A recently married couple are in bed, when the man asks his wife how many men she has slept with
After the question, the woman doesn't respond. The man asks again "Just tell me, it's fine. How many men have you slept with?" His wife, still in total silence, just stares at the ceiling. The man says "I am sorry. I didn't mean to upset you. I just thought we could trust each other…" Still silence from his wife. The man, giving up, says "It's OK. Please don't be upset." Since the woman is still silent, the man starts hugging and kissing her, showing his affection. While he is doing this, his wife seems to come to her senses, stops looking at the ceiling, looks at him, and upset, tells her husband, "Damn it! You made me lose count!"
It wasn’t fun when I broke my neck in an accident a few years ago.
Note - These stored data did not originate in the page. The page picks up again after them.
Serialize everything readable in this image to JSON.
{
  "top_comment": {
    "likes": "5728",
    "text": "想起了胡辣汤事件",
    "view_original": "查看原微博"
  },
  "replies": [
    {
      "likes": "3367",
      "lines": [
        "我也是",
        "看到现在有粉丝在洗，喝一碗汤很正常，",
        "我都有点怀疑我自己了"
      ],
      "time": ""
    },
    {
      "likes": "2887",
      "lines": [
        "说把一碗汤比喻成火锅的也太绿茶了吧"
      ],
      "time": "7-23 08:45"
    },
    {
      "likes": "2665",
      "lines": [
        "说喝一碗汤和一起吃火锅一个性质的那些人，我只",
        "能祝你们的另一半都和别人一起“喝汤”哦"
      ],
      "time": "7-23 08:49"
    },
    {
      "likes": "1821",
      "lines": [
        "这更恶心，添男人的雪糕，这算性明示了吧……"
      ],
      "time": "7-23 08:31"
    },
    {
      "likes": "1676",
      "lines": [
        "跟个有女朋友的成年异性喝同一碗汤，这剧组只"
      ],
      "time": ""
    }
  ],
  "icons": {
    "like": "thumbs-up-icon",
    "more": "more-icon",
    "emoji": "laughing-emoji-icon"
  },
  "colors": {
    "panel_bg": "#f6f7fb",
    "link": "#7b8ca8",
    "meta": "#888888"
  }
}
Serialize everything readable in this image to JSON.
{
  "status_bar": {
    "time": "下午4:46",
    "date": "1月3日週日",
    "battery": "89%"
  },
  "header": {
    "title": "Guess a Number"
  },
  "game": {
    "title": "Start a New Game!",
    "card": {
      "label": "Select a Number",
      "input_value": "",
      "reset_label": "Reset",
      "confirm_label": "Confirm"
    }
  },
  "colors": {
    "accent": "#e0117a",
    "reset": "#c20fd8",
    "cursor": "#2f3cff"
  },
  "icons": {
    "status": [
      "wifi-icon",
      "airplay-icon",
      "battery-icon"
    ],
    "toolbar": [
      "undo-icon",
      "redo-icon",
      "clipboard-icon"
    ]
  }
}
Now I can look back and laugh.
My mate David had his ID stolen…
… I now call him Dav.
Embarrassing Situation
A very shy guy goes into a bar and sees a beautiful woman sitting at the other end. After an hour of gathering up his courage he finally goes over to her and asks, tentatively, "Um, would you mind if I chatted with you for a while?" To which she responds by yelling, at the top of her lungs, "No, I won't sleep with you tonight!" By now, the entire bar is staring at them. Naturally, the guy is hopelessly and completely embarrassed and he slinks back to his table. After a few minutes, the woman walks over to him and apologizes. She smiles at him and says, "I'm sorry if I embarrassed you. You see, I'm a graduate student in psychology and I'm studying how people respond to embarrassing situations." To which he responds, at the top of his lungs, "What do you mean $200!"
I have the world’s largest collection of seashells, you may have seen it…
I keep it scattered on beaches all over…
Where do suicide bombers go when they die?
Fucking everywhere
This girl ran up to me at the cemetery and said “I need to pass through the cemetery but I’m scared to walk alone. Can you walk with me across?”
I said "Oh yeah of course. Don't worry, I used to be super scared of cemeteries when I was alive too."
This morning, I accidentally made my coffee with red bull instead of water…
… I was already on the highway, when I noticed I forgot my car at home…
Jesus walks into a bar
“Just twelve waters please!” Winks at disciples
Which weighs more, a gallon of water or a gallon of butane?
A gallon of water. Butane is a lighter fluid.
How can you tell if an ant is a girl or a boy?
They're all girls, otherwise they'd be uncles.
What did one bone say to another bone?
Let’s meet up and share a joint. Credit: my dad
The Doctor asks the patient: “Does your head hurt?”
Patient: "Yes it does, doctor." Doctor: "Good, now are we vaccinating your child, or do I have to slap you again?"